The story, published Feb. 7 on the front page of the Leader Call, received national attention due to social media and quickly went viral. While the newspaper received backlash from the Jones County area, supporters from around the world backed the newspaper’s decision to run the story.
Bush said she discovered her story was entered while at a staff meeting on Monday. The owner of the Laurel Leader-Call, Jim Cegielski, made the announcement.
“At this Monday’s meeting, he announced that I was February’s Employee of the Month,” Bush said. “I was already excited, but then he threw in, ‘And by the way, your story was nominated for the Pulitzer Prize.’”
Bush could not believe the news.
“I just froze. I didn’t know what to think. I asked him about four times if he was serious. I’m honored and incredibly humbled by it,” Bush said. “I never would have dreamed this would ever happen in my life, especially that it would happen before graduating from college. This experience has taught me so much.”
Cegielski and managing editor Mark Thornton were entered as well for their editorials following the publication of Bush’s story.
“It’s phenomenal that Cassidi has had this experience at such a young age. It’s something she will remember for the rest of her life. I’m really proud of her; she did a great job,” Cegielski said.

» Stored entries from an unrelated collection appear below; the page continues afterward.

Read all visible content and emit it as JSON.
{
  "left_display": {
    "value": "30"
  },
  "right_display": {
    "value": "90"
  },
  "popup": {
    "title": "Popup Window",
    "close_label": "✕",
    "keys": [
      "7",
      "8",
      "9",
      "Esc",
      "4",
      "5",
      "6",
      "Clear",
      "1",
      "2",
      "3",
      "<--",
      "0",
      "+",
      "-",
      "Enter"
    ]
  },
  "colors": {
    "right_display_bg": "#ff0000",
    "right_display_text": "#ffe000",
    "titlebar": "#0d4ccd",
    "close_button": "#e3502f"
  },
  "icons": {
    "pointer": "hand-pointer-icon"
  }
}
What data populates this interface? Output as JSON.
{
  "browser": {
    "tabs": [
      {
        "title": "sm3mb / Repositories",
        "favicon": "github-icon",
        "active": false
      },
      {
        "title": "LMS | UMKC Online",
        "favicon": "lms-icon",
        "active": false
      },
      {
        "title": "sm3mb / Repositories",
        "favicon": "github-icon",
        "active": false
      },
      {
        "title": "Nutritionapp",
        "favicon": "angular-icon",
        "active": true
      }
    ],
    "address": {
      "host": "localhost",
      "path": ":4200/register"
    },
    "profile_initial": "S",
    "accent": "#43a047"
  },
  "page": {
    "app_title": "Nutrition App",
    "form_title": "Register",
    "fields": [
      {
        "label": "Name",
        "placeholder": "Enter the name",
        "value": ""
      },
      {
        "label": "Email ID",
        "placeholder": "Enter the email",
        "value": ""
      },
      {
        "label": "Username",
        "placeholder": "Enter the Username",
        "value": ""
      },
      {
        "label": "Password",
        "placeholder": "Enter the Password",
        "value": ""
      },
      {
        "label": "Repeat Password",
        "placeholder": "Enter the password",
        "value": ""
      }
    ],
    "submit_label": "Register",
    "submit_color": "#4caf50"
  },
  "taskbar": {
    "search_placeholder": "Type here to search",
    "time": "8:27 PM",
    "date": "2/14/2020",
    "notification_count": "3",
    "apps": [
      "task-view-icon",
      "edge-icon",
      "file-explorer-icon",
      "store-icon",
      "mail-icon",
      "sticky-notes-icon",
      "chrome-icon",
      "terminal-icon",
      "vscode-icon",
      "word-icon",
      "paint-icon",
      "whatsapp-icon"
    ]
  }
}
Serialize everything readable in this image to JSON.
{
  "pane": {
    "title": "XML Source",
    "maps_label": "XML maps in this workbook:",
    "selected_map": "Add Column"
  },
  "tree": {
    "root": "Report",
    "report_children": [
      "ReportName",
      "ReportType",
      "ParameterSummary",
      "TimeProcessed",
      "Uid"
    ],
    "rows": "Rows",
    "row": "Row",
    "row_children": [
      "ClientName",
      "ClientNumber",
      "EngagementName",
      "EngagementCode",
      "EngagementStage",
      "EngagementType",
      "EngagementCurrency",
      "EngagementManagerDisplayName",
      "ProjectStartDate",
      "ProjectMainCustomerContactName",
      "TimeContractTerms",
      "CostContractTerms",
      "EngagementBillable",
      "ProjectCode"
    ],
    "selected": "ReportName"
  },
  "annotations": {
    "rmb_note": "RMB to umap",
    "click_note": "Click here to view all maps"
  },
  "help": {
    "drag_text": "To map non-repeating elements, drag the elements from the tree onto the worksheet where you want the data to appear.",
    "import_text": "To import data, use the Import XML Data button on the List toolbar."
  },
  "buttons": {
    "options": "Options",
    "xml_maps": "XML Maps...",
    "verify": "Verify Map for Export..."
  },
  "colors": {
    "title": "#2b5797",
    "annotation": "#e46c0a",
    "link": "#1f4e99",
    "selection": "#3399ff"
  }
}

According to Cegielski, Richard Pilch, an attorney in New Jersey, was involved in submitting the stories. Cegielski said Pilch was impressed with how the Leader Call handled the negative backlash from the original story, and the subsequent follow ups stories and editorials they published.
It is possible that Bush could break a record if she wins the Pulitzer. The youngest recorded winner was 23, a 1986 winner Jeffrey A. Marx. Bush, a 21-year-old, could break the age record. The nomination will be for the competition taking place next January, when she will still be under the age record.
Bush said she has learned how important it is to be unbiased and that every word can have an impact. She said did not set out to be an advocate but instead focused on reporting from a historical and unbiased standpoint.
“It has given me more confirmation of how important unbiased journalism is. If I had put the slightest bit of my opinion in the story, there would have been a completely different outcome. The experience had taught me to treat every single thing I write as if it has the possibility of being seen all over the world. I’ve also learned not to be afraid of controversy,” Bush said.
Bush said the experience has restored her confidence and hopes it will inspire others as well.
“There are plenty of people who never thought I’d amount to anything, and I just really hope they read this story,” Bush said. “I’ve always heard, ‘You can do anything you set your mind to,’ but I’ve never believed it until now."